La Alcantarilla era entonces la ágora del pueblo, auténtico mentidero público. Allí se escuchaban y se discutían las novedades del pueblo. Era costumbre entonces que los lecheros y otros vecinos tocados de sombreros que regresaban de la ciudad hicieran allí una parada obligada para conversar un rato tras sus apretadas jornadas de ventas y echarse unos piscos de ron en la cantina de la Sociedad.
Una tarde recaló en La Alcantarilla Jerónimo el capullo, quien acostumbraba a amarrar las bridas en medio de la calle principal, para departir con los amigos hasta la hora prima en que regresaba a su casa de El Calvario. Pues bien, sucedió que al llegar al pueblo se enteró por sus contertulios qué había pasado con la dichosa campana del reloj, desafiándole sus amigos de copeo por ver si era capaz de subirla. El compadre Jerónimo que era un tanto cascarrabias, capaz de perder el mundo de vista con la camisa por fuera, no se atorró y rezongó aquello de: “¡Trae pa cá que yo la subo!”.
Afianzado el embate, se la echó al hombro, tirándose atrás para armarle contrapeso, y la puso arriba apenas sin pestañear tras cubrir los 40 sinuosos escalones del edificio de la Heredad. Nuestro personaje se ganó varios duros de la apuesta y la caja de madera más preciada que se había visto jamás en Santa Brígida. Sus amigos no sabían que este hombre conservaba, a pesar de su baja estatura, una fuerza descomunal, que le permitía derribar una de sus mulas agarrándola sólo por las orejas. Gracias a él el reloj pudo dar la primera campanada, al tiempo que los contertulios transpusieron a sus casas en demanda de la cena y comentando la hazaña y el ímpetu de don Jerónimo.
Aquella anécdota quedó para siempre grabada a fuego en la memoria de la gente del pueblo que a partir de entonces oían cómo arriba, la campana del reloj se partía el espinazo, como quien dice, en un repique tan afianzado y alegre que hasta los labradores más lejanos de la Vega se levantaban de la tierra y se quedaban escuchando la hora para saber a quién tocaba virar la torna y a quién la azada.
Así transcurrieron los días, los meses y los años hasta que a don Jerónimo le llegó también su hora.
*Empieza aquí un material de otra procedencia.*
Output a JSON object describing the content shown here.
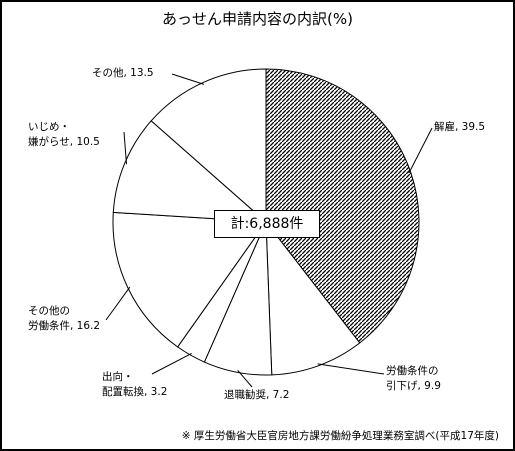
{
  "chart_data": {
    "type": "pie",
    "title": "あっせん申請内容の内訳(%)",
    "total_label": "計:6,888件",
    "hatched_color": "#000000",
    "slices": [
      {
        "name": "解雇",
        "value": 39.5,
        "label": "解雇, 39.5",
        "hatched": true
      },
      {
        "name": "労働条件の引下げ",
        "value": 9.9,
        "label_lines": [
          "労働条件の",
          "引下げ, 9.9"
        ]
      },
      {
        "name": "退職勧奨",
        "value": 7.2,
        "label": "退職勧奨, 7.2"
      },
      {
        "name": "出向・配置転換",
        "value": 3.2,
        "label_lines": [
          "出向・",
          "配置転換, 3.2"
        ]
      },
      {
        "name": "その他の労働条件",
        "value": 16.2,
        "label_lines": [
          "その他の",
          "労働条件, 16.2"
        ]
      },
      {
        "name": "いじめ・嫌がらせ",
        "value": 10.5,
        "label_lines": [
          "いじめ・",
          "嫌がらせ, 10.5"
        ]
      },
      {
        "name": "その他",
        "value": 13.5,
        "label": "その他, 13.5"
      }
    ]
  },
  "footnote": "※ 厚生労働省大臣官房地方課労働紛争処理業務室調べ(平成17年度)"
}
Murió tan temprano aquel primer día de julio de 1958, que aún el reloj de la torre no había tocado la primera. Pero, sin duda, la campana lo haría sin corazón. Aquel guayabete de 92 años, bien minados de la brega, tuvo mejor velorio que cualquier pariente en La Habana. Y con toda razón. Sus vecinos de toda la vida le despidieron con orgullo y emoción, al tiempo que se preparaban para celebrar la inauguración de las primeras 54 “casas baratas” que se construyeron en el pueblo.
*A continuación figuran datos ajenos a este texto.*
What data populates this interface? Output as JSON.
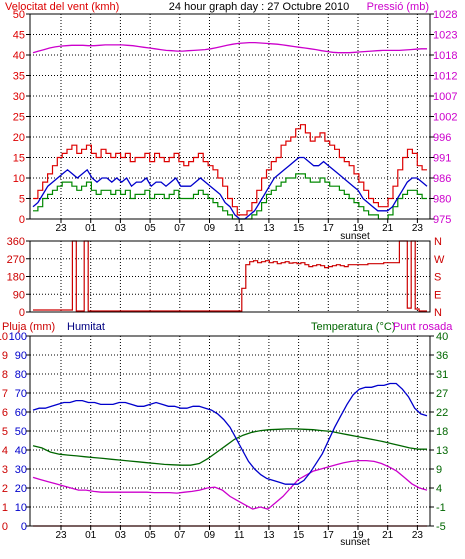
{
  "colors": {
    "background": "#ffffff",
    "frame": "#000000",
    "grid": "#000000",
    "wind": "#dd0000",
    "wind_avg": "#0000cc",
    "wind_low": "#008800",
    "pressure": "#cc00cc",
    "direction": "#cc0000",
    "rain": "#cc0000",
    "humidity": "#0000cc",
    "temperature": "#006600",
    "dewpoint": "#cc00cc",
    "humidity_label": "#000080",
    "temperature_label": "#006600"
  },
  "chart_data": [
    {
      "type": "line",
      "title": "24 hour graph day : 27 Octubre 2010",
      "left_axis_label": "Velocitat del vent (kmh)",
      "right_axis_label": "Pressió (mb)",
      "x_ticks": [
        "23",
        "01",
        "03",
        "05",
        "07",
        "09",
        "11",
        "13",
        "15",
        "17",
        "19",
        "21",
        "23"
      ],
      "x_extra_label": "sunset",
      "left_ticks": [
        0,
        5,
        10,
        15,
        20,
        25,
        30,
        35,
        40,
        45,
        50
      ],
      "left_range": [
        0,
        50
      ],
      "right_ticks": [
        975,
        980,
        986,
        991,
        996,
        1002,
        1007,
        1012,
        1018,
        1023,
        1028
      ],
      "right_range": [
        975,
        1028
      ],
      "grid": true,
      "series": [
        {
          "key": "gust",
          "values": [
            5,
            7,
            9,
            11,
            13,
            15,
            16,
            17,
            18,
            16,
            17,
            18,
            16,
            15,
            17,
            16,
            15,
            16,
            15,
            16,
            14,
            15,
            15,
            16,
            14,
            16,
            15,
            14,
            15,
            16,
            14,
            13,
            14,
            15,
            16,
            14,
            13,
            12,
            10,
            8,
            5,
            3,
            1,
            1,
            2,
            4,
            7,
            10,
            12,
            14,
            15,
            18,
            19,
            20,
            22,
            23,
            21,
            19,
            20,
            21,
            19,
            18,
            17,
            15,
            14,
            13,
            11,
            9,
            7,
            5,
            4,
            3,
            3,
            5,
            8,
            12,
            15,
            17,
            16,
            13,
            12
          ]
        },
        {
          "key": "avg",
          "values": [
            3,
            4,
            6,
            8,
            9,
            10,
            11,
            12,
            11,
            10,
            11,
            12,
            10,
            9,
            10,
            10,
            9,
            10,
            9,
            10,
            8,
            9,
            9,
            10,
            8,
            9,
            9,
            8,
            9,
            10,
            8,
            8,
            8,
            9,
            10,
            9,
            8,
            7,
            6,
            4,
            3,
            1,
            0,
            0,
            1,
            2,
            4,
            6,
            8,
            10,
            11,
            12,
            13,
            14,
            15,
            15,
            14,
            13,
            13,
            14,
            13,
            12,
            11,
            10,
            9,
            8,
            7,
            5,
            4,
            3,
            2,
            2,
            2,
            3,
            5,
            7,
            9,
            10,
            10,
            9,
            8
          ]
        },
        {
          "key": "low",
          "values": [
            2,
            3,
            5,
            6,
            7,
            8,
            9,
            9,
            8,
            7,
            8,
            9,
            7,
            6,
            7,
            7,
            6,
            7,
            6,
            7,
            5,
            6,
            6,
            7,
            5,
            6,
            6,
            5,
            6,
            7,
            5,
            5,
            5,
            6,
            7,
            6,
            5,
            4,
            3,
            2,
            1,
            0,
            0,
            0,
            0,
            1,
            2,
            4,
            6,
            7,
            8,
            9,
            10,
            10,
            11,
            11,
            10,
            9,
            9,
            10,
            9,
            8,
            8,
            7,
            6,
            5,
            4,
            3,
            2,
            1,
            1,
            0,
            0,
            1,
            3,
            5,
            6,
            7,
            7,
            6,
            5
          ]
        },
        {
          "key": "pressure",
          "values": [
            1018,
            1018.4,
            1018.8,
            1019.2,
            1019.5,
            1019.7,
            1019.8,
            1019.9,
            1019.9,
            1019.9,
            1019.8,
            1019.8,
            1019.9,
            1020,
            1020,
            1020,
            1020,
            1019.9,
            1019.8,
            1019.6,
            1019.4,
            1019.2,
            1019.0,
            1018.8,
            1018.6,
            1018.5,
            1018.4,
            1018.4,
            1018.5,
            1018.6,
            1018.7,
            1018.8,
            1019.0,
            1019.3,
            1019.6,
            1019.9,
            1020.2,
            1020.4,
            1020.5,
            1020.6,
            1020.6,
            1020.5,
            1020.4,
            1020.3,
            1020.2,
            1020.0,
            1019.8,
            1019.6,
            1019.4,
            1019.2,
            1019.0,
            1018.8,
            1018.5,
            1018.3,
            1018.1,
            1018.0,
            1018.0,
            1018.0,
            1018.1,
            1018.2,
            1018.3,
            1018.4,
            1018.5,
            1018.6,
            1018.6,
            1018.6,
            1018.6,
            1018.7,
            1018.8,
            1018.9,
            1019.0,
            1019.0
          ]
        }
      ]
    },
    {
      "type": "line",
      "left_ticks": [
        0,
        90,
        180,
        270,
        360
      ],
      "left_range": [
        0,
        360
      ],
      "right_labels": [
        "N",
        "W",
        "S",
        "E",
        "N"
      ],
      "grid": true,
      "series": [
        {
          "key": "direction",
          "values": [
            10,
            10,
            10,
            10,
            10,
            10,
            10,
            10,
            10,
            10,
            360,
            5,
            5,
            360,
            5,
            5,
            5,
            5,
            5,
            5,
            5,
            5,
            5,
            5,
            5,
            5,
            5,
            5,
            5,
            5,
            5,
            5,
            5,
            5,
            5,
            5,
            5,
            5,
            5,
            5,
            5,
            5,
            5,
            5,
            5,
            5,
            5,
            5,
            5,
            5,
            5,
            5,
            5,
            120,
            240,
            255,
            260,
            250,
            255,
            260,
            250,
            255,
            245,
            250,
            255,
            248,
            250,
            245,
            250,
            240,
            230,
            235,
            240,
            235,
            225,
            230,
            235,
            240,
            235,
            230,
            240,
            240,
            240,
            240,
            240,
            245,
            245,
            245,
            245,
            250,
            250,
            250,
            250,
            360,
            360,
            20,
            360,
            15,
            5,
            5
          ]
        }
      ]
    },
    {
      "type": "line",
      "labels": {
        "rain": "Pluja (mm)",
        "humidity": "Humitat",
        "temperature": "Temperatura (°C)",
        "dewpoint": "Punt rosada"
      },
      "x_ticks": [
        "23",
        "01",
        "03",
        "05",
        "07",
        "09",
        "11",
        "13",
        "15",
        "17",
        "19",
        "21",
        "23"
      ],
      "x_extra_label": "sunset",
      "left_outer_ticks": [
        0,
        1,
        2,
        3,
        4,
        5,
        6,
        7,
        8,
        9,
        10
      ],
      "left_outer_range": [
        0,
        10
      ],
      "left_inner_ticks": [
        0,
        10,
        20,
        30,
        40,
        50,
        60,
        70,
        80,
        90,
        100
      ],
      "left_inner_range": [
        0,
        100
      ],
      "right_ticks": [
        -5,
        -1,
        4,
        9,
        13,
        18,
        22,
        27,
        31,
        36,
        40
      ],
      "right_range": [
        -5,
        40
      ],
      "grid": true,
      "series": [
        {
          "key": "humidity",
          "values": [
            61,
            62,
            62,
            63,
            64,
            65,
            65,
            66,
            66,
            65,
            65,
            64,
            64,
            64,
            65,
            65,
            64,
            63,
            63,
            64,
            65,
            64,
            63,
            63,
            62,
            62,
            63,
            63,
            62,
            61,
            59,
            56,
            52,
            46,
            40,
            34,
            30,
            27,
            25,
            24,
            23,
            22,
            22,
            22,
            24,
            28,
            33,
            38,
            45,
            52,
            58,
            64,
            69,
            72,
            73,
            73,
            74,
            74,
            75,
            75,
            72,
            68,
            62,
            59,
            58
          ]
        },
        {
          "key": "temperature",
          "values": [
            14,
            13.5,
            12.5,
            12,
            11.8,
            11.6,
            11.4,
            11.2,
            11,
            10.8,
            10.6,
            10.4,
            10.2,
            10,
            9.8,
            9.6,
            9.5,
            9.4,
            9.4,
            9.8,
            11,
            12.5,
            14,
            15.5,
            16.5,
            17.2,
            17.6,
            17.8,
            17.9,
            18,
            18,
            17.9,
            17.8,
            17.6,
            17.4,
            17,
            16.6,
            16.2,
            15.8,
            15.4,
            15,
            14.5,
            14,
            13.5,
            13.2,
            13.2
          ]
        },
        {
          "key": "dewpoint",
          "values": [
            6.5,
            6,
            5.5,
            5,
            4.5,
            4,
            3.5,
            3.5,
            3.2,
            3,
            3,
            3,
            3,
            3,
            3,
            3,
            2.9,
            2.9,
            2.9,
            2.8,
            3,
            3.2,
            3.5,
            4,
            4.2,
            3.5,
            2,
            1,
            0,
            -1,
            -0.5,
            -1,
            0.5,
            2,
            4,
            6,
            7,
            8,
            8.5,
            9,
            9.5,
            10,
            10.3,
            10.5,
            10.5,
            10.3,
            9.8,
            9,
            8,
            6.5,
            5,
            4,
            3.5
          ]
        },
        {
          "key": "rain",
          "values": [
            0,
            0,
            0,
            0,
            0,
            0,
            0,
            0,
            0,
            0,
            0,
            0,
            0,
            0,
            0,
            0,
            0,
            0,
            0,
            0,
            0,
            0,
            0,
            0
          ]
        }
      ]
    }
  ]
}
Y éste era nuestro Jerónimo el capullo quien tras recalar de sus andanzas por América quedó para siempre en la historia íntima de nuestro pueblo por aquella simpática acción, conforme les conté algo más atrás. Y así, desde los felices años veinte, la vida de aquella villa agrícola comenzó a estar sincronizada con el delicado e infalible mecanismo del reloj, entonces un referente imprescindible para medir el ritmo de vida de la comunidad campesina y hoy todo un símbolo de identidad de nuestra nueva y residencial villa… ¿Oyeron caballeros y caballeras? (Pedro Socorro Santana.  Cronista Oficial de la Villa de Santa Brígida)
 FUENTES Y BIBLIOGRAFIA:
 -El Reloj de la Alcantarilla. JA.GON.VE. Programa de las fiestas de San Antonio de Padua de 1977.
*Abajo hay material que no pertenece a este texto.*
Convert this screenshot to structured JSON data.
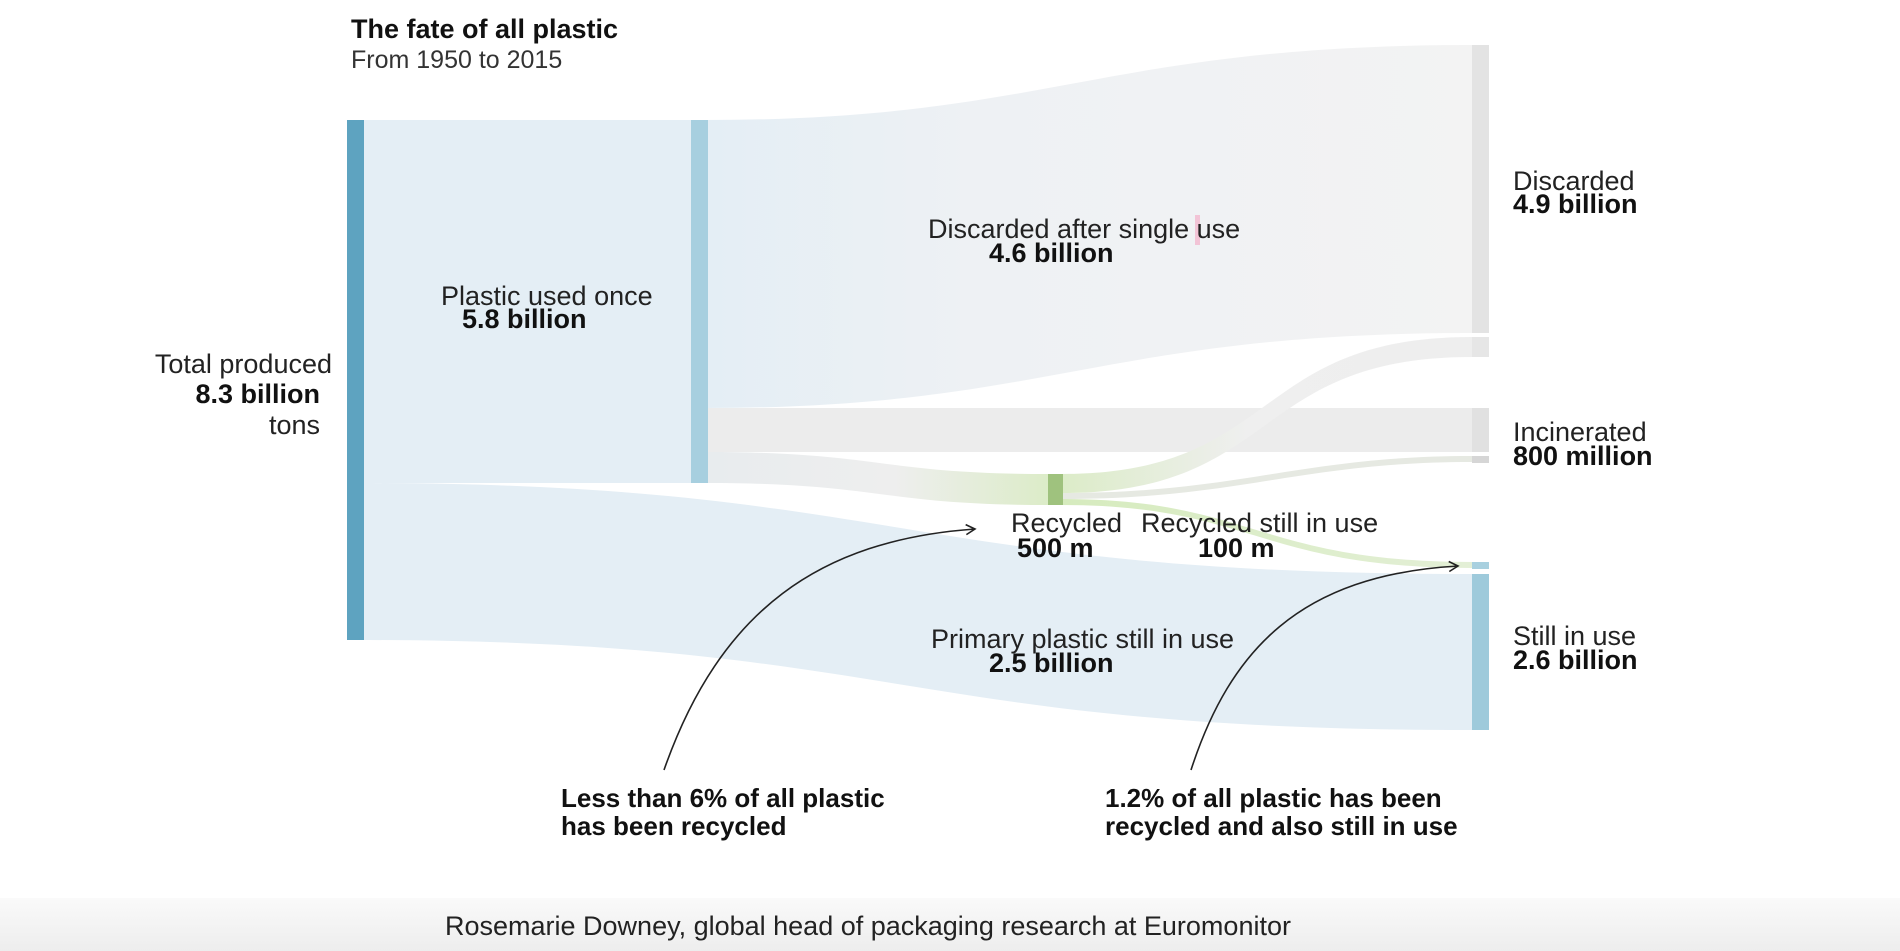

- Acta número siete del Libro de matrimonio de Santa Brígida del 29 de mayo de 1893. Registro Civil de Santa Brígida.
-Libro 9º de Bautismos, folio 262 vto., del 29 de mayo de 1893 de la parroquia de Santa Brígida. AHDLP.
-Libro 19º de Bautismos de la parroquia de Santa Brígida, folio 23. AHDLP
- Acta del 23 de enero de 1881 del Ayuntamiento de Santa Brígida. AHSB.
-Entrevista a doña Susana Rivero del Toro, de 92 años e hija de nuestro personaje. Realizada en su casa de El Calvario el 21 de diciembre de 2009.